Solar: Dominion’s IRP includes plans to increase investments in solar energy from 34 MW by 2027 in their prior plan to 220 MW by 2028 in the 2013 filing. However, this is far short of the 2,450 MW of solar that the Changing Course report demonstrated that Dominion could add through company-owned and customer-owned installations. It is also far short of the 735 MW that the Georgia regulators have required Georgia Power to add by 2016, after determining that increasing investments in solar will not raise customer rates.

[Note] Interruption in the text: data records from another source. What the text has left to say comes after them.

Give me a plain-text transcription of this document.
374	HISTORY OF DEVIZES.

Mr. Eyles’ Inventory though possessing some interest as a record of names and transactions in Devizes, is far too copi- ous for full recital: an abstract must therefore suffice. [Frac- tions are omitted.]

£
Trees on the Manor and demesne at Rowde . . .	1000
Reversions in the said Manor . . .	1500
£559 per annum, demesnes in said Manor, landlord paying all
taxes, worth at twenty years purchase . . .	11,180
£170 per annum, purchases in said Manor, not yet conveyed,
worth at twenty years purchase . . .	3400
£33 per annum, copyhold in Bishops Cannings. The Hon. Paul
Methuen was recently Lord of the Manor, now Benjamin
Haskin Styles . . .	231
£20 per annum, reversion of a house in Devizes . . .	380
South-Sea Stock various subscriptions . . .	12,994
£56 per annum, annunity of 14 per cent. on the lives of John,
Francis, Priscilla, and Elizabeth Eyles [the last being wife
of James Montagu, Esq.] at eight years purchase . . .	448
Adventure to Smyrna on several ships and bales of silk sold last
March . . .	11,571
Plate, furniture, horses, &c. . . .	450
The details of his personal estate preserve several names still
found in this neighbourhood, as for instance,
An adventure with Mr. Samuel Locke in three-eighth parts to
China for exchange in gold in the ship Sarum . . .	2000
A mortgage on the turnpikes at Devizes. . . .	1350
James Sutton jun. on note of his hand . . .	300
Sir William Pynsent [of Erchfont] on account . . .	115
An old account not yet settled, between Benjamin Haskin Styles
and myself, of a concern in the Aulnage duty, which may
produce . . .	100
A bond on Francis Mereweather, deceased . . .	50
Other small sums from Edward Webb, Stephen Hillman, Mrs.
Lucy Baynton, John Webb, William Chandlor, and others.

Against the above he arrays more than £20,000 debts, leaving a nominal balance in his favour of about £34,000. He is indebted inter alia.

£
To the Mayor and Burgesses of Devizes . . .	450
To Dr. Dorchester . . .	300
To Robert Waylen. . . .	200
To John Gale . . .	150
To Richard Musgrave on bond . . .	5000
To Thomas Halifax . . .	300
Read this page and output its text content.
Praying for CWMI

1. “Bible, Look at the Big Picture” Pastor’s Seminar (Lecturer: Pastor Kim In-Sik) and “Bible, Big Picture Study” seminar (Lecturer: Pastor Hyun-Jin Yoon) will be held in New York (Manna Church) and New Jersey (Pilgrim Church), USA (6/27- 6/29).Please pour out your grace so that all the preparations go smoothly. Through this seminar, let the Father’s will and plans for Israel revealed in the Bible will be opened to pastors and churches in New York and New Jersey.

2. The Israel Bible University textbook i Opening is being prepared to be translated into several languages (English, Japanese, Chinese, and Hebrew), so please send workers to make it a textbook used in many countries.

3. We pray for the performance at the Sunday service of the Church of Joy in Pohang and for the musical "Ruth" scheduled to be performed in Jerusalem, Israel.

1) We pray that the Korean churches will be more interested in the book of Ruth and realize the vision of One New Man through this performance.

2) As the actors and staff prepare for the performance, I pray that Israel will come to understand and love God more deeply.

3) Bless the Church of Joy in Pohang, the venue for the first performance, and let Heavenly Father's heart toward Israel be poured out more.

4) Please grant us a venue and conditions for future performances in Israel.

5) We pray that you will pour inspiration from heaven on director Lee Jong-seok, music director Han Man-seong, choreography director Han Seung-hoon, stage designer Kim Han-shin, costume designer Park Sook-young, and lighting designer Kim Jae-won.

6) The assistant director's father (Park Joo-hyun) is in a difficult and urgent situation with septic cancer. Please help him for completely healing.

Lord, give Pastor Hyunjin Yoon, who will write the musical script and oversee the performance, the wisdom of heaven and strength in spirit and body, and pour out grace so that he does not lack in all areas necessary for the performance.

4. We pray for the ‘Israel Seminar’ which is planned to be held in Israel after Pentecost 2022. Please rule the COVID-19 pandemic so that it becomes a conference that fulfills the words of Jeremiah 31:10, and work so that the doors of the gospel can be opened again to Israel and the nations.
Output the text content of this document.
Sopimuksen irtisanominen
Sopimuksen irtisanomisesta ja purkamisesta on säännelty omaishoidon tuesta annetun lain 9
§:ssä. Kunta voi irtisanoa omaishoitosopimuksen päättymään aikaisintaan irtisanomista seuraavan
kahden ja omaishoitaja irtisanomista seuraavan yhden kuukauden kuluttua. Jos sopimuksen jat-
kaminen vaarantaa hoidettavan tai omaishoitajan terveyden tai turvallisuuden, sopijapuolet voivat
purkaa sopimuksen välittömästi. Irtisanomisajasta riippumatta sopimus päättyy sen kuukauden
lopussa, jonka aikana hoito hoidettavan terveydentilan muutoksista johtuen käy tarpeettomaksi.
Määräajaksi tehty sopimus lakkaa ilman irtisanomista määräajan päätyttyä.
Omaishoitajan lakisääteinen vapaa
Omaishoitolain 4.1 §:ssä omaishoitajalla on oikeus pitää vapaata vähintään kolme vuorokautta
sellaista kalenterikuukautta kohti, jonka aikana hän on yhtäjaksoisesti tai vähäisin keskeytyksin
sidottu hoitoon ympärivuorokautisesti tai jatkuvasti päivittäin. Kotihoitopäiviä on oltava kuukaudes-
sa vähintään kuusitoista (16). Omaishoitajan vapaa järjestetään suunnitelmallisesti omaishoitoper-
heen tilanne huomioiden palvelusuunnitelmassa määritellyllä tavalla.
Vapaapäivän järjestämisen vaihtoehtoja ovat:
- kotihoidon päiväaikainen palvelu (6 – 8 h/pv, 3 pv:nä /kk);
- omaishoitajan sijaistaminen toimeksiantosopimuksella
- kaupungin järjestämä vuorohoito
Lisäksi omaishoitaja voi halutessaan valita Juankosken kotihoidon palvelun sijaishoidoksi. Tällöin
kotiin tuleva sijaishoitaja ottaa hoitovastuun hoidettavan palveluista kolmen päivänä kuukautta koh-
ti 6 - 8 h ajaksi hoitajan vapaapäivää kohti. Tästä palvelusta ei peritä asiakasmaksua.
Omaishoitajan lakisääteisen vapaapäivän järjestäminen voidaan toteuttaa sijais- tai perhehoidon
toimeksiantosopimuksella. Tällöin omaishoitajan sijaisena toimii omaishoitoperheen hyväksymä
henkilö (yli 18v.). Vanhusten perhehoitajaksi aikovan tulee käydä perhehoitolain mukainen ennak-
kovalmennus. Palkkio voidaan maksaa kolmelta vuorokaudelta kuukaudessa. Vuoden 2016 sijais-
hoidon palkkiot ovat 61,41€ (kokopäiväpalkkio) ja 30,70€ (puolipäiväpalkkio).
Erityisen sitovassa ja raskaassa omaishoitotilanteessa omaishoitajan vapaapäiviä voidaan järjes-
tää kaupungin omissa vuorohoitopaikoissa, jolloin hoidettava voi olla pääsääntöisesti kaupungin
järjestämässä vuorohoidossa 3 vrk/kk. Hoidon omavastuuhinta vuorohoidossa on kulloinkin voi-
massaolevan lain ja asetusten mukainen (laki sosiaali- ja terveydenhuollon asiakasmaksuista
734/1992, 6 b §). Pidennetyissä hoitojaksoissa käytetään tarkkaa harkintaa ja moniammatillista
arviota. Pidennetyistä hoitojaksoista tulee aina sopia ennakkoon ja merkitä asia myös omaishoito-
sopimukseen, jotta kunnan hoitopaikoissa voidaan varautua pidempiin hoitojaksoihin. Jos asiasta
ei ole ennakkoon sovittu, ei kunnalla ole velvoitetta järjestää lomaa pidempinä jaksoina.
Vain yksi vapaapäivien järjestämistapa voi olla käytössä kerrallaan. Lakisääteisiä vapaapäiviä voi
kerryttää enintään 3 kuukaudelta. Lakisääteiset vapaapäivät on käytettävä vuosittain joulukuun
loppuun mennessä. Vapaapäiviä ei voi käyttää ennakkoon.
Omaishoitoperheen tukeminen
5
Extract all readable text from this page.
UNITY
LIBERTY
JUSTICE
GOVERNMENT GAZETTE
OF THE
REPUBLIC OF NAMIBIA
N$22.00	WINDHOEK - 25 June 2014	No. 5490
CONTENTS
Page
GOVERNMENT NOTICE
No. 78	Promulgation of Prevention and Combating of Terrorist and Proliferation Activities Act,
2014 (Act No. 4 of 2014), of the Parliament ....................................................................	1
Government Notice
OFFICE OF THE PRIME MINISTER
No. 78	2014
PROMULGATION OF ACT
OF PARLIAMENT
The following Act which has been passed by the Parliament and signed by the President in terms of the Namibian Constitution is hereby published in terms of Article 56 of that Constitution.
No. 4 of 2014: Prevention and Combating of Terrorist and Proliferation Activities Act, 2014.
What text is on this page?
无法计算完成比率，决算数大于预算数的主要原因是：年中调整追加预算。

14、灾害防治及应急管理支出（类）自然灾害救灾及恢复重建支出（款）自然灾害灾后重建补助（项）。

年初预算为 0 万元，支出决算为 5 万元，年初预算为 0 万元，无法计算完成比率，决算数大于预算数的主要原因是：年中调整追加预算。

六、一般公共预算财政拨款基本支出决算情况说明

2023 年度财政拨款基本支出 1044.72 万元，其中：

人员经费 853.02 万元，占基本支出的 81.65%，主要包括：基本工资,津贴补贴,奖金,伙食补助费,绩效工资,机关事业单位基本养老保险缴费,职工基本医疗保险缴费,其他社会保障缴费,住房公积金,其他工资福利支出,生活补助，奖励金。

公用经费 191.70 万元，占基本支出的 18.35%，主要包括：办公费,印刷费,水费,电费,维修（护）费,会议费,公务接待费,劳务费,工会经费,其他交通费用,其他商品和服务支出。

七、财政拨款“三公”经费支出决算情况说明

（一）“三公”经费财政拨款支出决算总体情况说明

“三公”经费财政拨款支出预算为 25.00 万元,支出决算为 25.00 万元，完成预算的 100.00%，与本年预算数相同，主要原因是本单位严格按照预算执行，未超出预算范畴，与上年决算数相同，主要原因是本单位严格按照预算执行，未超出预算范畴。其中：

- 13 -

Wind: Dominion did not select a plan that would take advantage of the estimated 2,000 MW of offshore wind in the Virginia Offshore Wind Energy Area, even though the company has publicly stated that it will bid in the federal government’s September 4th competitive lease auction. Rather, Dominion’s only plans regarding offshore wind include a small 12 MW offshore wind demonstration project.

Efficiency: While the Changing Course report revealed that Dominion could implement energy efficiency programs that would cost-effectively conserve 1.3% of energy sales each year going forward, for a total of almost 3,000 MW by 2027, Dominion’s plans would reach just 544 MW by 2028.  Because efficiency is Dominion’s lowest cost resource, failing to take advantage of all cost-effective opportunities puts ratepayers at risk of bearing higher costs.

Retirements: “We are pleased to see that Dominion is continuing its plan to retire Yorktown Power Station Units 1 and 2 and Chesapeake Energy Center Units 1 through 4 by the end of next year. Continuing to operate these old, dirty coal-fired units, which were built in the 1950s and 1960s, would be prohibitively expensive for Dominion’s customers.”